C’est ce qu’inspire le dispositif tel qu’il se dessine des dernières déclarations gouvernementales et du Rapport de Virville. Le seul avantage est qu’on a fait le choix d’une moindre complexité pour les entreprises. Mais au prix de la création d’un nouveau régime spécial propre à certains salariés.
Dans 6 mois, le compte personnel de prévention de la pénibilité, doit entrer en vigueur.
Dans le prolongement du rapport rédigé par Michel de Virville, les contours opérationnels se précisent. Le 24 juin 2014, les ministres des Affaires sociales et du Travail ont présenté les modalités retenues par le gouvernement.
C’est ainsi que l’exposition des salariés à un ou plusieurs des dix facteurs de pénibilité identifiés par la loi se fera « au regard des conditions habituelles de travail, en moyenne sur une année ». La démarche est ainsi collective : l’employeur identifiant les types de postes ou de situations de travail susceptibles d’être exposés et rattachant à ces situations de travail les salariés concernés.
Afin que le dispositif soit le plus simple possible, ce dernier est conçu pour éviter toute approche détaillée où l’exposition de chaque salarié serait examinée en continu.
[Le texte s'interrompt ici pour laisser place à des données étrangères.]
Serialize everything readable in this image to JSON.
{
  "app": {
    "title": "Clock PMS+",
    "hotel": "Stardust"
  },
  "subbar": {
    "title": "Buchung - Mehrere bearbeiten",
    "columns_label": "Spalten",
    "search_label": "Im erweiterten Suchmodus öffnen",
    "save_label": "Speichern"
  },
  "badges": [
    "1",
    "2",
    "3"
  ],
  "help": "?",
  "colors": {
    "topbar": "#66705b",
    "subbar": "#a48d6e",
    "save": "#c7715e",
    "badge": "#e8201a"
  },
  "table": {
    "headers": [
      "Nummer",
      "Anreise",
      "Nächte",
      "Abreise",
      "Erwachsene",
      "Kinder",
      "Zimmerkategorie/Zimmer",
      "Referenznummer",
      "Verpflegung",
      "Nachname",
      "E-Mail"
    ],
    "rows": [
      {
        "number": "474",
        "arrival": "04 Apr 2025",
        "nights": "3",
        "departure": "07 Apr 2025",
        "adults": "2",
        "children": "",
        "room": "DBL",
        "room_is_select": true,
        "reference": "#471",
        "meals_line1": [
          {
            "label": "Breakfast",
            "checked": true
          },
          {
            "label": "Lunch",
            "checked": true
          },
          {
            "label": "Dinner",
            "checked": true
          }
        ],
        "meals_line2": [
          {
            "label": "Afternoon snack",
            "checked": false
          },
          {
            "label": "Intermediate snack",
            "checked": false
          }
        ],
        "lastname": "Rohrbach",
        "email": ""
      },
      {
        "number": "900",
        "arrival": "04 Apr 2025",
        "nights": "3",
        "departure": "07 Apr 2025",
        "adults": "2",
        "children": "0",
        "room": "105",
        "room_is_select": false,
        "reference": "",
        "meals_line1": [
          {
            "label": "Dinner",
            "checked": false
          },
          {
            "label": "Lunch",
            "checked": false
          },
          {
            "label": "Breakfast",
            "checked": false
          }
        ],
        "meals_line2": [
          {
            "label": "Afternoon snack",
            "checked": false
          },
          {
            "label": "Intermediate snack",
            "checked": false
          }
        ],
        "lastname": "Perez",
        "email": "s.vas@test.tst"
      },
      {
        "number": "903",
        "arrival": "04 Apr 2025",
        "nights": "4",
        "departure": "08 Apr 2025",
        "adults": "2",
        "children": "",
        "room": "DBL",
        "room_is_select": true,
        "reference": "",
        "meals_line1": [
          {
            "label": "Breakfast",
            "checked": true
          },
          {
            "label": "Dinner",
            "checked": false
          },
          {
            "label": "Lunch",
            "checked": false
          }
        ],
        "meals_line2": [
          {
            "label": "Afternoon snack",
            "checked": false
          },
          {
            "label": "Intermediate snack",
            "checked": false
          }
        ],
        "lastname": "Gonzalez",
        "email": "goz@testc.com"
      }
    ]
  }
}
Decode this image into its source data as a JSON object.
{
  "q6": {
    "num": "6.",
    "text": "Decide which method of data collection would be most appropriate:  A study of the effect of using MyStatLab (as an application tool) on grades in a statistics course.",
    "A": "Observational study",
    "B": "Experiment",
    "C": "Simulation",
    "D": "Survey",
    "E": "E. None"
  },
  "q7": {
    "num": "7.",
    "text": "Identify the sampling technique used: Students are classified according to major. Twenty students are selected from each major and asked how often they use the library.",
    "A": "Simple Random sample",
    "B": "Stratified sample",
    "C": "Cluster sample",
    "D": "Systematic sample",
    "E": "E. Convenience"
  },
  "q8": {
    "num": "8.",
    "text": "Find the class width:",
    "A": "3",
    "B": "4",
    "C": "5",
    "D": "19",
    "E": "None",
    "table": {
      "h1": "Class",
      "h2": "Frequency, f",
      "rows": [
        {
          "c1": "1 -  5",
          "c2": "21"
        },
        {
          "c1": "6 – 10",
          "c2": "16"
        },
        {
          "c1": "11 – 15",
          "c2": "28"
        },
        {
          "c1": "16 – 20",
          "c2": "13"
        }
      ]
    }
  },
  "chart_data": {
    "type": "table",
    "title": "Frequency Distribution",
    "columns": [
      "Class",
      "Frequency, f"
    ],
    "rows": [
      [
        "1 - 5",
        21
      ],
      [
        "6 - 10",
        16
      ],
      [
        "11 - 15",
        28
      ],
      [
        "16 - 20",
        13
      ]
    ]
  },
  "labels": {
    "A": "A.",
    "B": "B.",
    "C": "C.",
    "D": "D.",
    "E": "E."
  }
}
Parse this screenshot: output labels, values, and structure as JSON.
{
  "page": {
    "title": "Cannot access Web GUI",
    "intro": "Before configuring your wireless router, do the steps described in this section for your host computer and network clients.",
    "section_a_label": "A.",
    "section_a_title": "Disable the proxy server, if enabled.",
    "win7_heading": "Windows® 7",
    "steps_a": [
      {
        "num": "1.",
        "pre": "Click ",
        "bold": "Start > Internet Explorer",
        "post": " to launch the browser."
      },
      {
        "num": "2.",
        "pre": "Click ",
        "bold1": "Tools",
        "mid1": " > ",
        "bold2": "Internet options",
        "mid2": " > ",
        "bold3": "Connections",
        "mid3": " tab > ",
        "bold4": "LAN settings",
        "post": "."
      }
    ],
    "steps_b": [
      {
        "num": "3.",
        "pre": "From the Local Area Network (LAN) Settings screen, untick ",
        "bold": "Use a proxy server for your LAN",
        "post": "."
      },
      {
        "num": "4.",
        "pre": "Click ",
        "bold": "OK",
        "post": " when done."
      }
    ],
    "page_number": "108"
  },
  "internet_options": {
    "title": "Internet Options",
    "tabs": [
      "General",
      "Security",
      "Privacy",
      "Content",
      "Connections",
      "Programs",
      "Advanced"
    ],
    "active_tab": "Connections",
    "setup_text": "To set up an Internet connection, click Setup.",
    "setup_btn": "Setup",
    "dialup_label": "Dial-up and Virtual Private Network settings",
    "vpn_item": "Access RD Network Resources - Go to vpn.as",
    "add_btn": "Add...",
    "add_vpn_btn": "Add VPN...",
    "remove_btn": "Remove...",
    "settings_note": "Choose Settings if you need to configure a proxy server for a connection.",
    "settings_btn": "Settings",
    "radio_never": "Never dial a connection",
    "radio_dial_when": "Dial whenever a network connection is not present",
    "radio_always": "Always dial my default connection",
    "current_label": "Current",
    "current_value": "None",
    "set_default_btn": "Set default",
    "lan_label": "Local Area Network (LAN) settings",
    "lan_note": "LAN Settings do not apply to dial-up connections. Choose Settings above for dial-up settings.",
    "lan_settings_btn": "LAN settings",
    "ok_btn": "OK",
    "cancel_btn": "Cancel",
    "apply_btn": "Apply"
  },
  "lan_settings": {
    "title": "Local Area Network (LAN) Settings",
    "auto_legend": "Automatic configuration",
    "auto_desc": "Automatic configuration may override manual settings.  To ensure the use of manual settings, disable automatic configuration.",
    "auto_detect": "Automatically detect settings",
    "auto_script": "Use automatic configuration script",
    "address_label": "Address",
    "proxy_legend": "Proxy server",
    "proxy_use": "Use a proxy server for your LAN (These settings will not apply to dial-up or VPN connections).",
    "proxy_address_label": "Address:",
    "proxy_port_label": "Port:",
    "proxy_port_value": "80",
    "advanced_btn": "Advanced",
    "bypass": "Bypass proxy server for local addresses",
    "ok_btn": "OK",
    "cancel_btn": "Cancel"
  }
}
Le gouvernement répond là à l’une des principales craintes des organisations patronales, pointant la complexité du compte de pénibilité.
L’exposition des salariés est ainsi mesurée en fonction de seuils annuels qui croisent « une intensité (mesurée en décibels pour le bruit, en kilogrammes pour les manutentions manuelles de charge…) et une temporalité (mesurée par une durée ou une fréquence) ». Un salarié bénéficie d’un compte de pénibilité dès lors qu’il dépasse le seuil annuel d’exposition à au moins l’un des dix facteurs de risques professionnels inscrits dans le code du travail. Les seuils sont appréciés « après prise en compte des moyens de protection prévus par l’employeur ».
La déclaration des expositions se fera par le biais des logiciels de paie. Pour les salariés concernés, l’entreprise devra, une fois par an, sélectionner dans l’outil de gestion de la paie, les facteurs auxquels ils auront été exposés. Grâce à ces données, l’outil informatique devra pouvoir éditer la fiche individuelle de prévention, archiver les fiches de prévention, déclarer et payer la cotisation spécifique, et enfin, déclarer en fin d’année les expositions à la Cnav, chargée de la gestion des comptes de pénibilité.
La question des cotisations est intéressante en termes de simplifications car :
- la cotisation de base ne sera pas appliquée avant 2017. Elle sera ensuite « affectée d’un taux très bas, 0,01 % ».
- Elle portera sur l’assiette de droit commun et sera soumise aux exonérations concernant les bas salaires.
- Quant à la cotisation « spécifique », due uniquement pour les salariés exposés, son taux sera fixé à 0,1 % les deux premières années, puis à 0,2 % à compter de 2017 – un taux doublé en cas de polyexposition. Selon le Gouvernement, constituant un outil d’incitation à la prévention, elle n’est pas soumise aux exonérations concernant les bas salaires.
Encore une belle illustration de la manière dont la complexité administrative se construit….
Concernant l’attribution des points, les salariés dont l’employeur déclare l’exposition à un ou plusieurs facteurs de pénibilité se voient attribuer des points, cumulés sur le compte personnel de pénibilité, dans la limite de 100 points. La Cnav est chargée d’alimenter le compte en fonction des déclarations des entreprises, l’acquisition de points se faisant au rythme de 4 points par an pour un salarié exposé à un seul facteur de risques, et 8 points pour un salarié exposé à plusieurs facteurs.
Un barème bonifié est prévu pour les salariés de plus de 52 ans, pour leur faciliter l’accès au temps partiel ou à l’anticipation du départ à la retraite.
Le salarié peut ensuite mobiliser les points acquis de trois façons :
- pour se former en vue d’accéder à un poste moins exposé (les 20 premiers points sont réservés à cet usage) ;
- pour réduire son temps de travail tout en maintenant sa rémunération ;
- pour anticiper son départ à la retraite.
Et pendant ce temps-là, les entreprises meurent et le chômage n’a jamais été aussi important en France.
Mal conçu, déconnecté de la réalité et alourdissant les charges des entreprises, il y a urgence à annuler ce dispositif coûteux et d’un autre âge.
Ce qui est frappant, c’est que le compte pénibilité ne s’inscrit en rien dans une vision moderne de la protection sociale centrée sur l’individu et non sur son statut.
Espérons qu’il constitue le dernier dinosaure d’une législation pensée par des rêveurs coupés des réalités.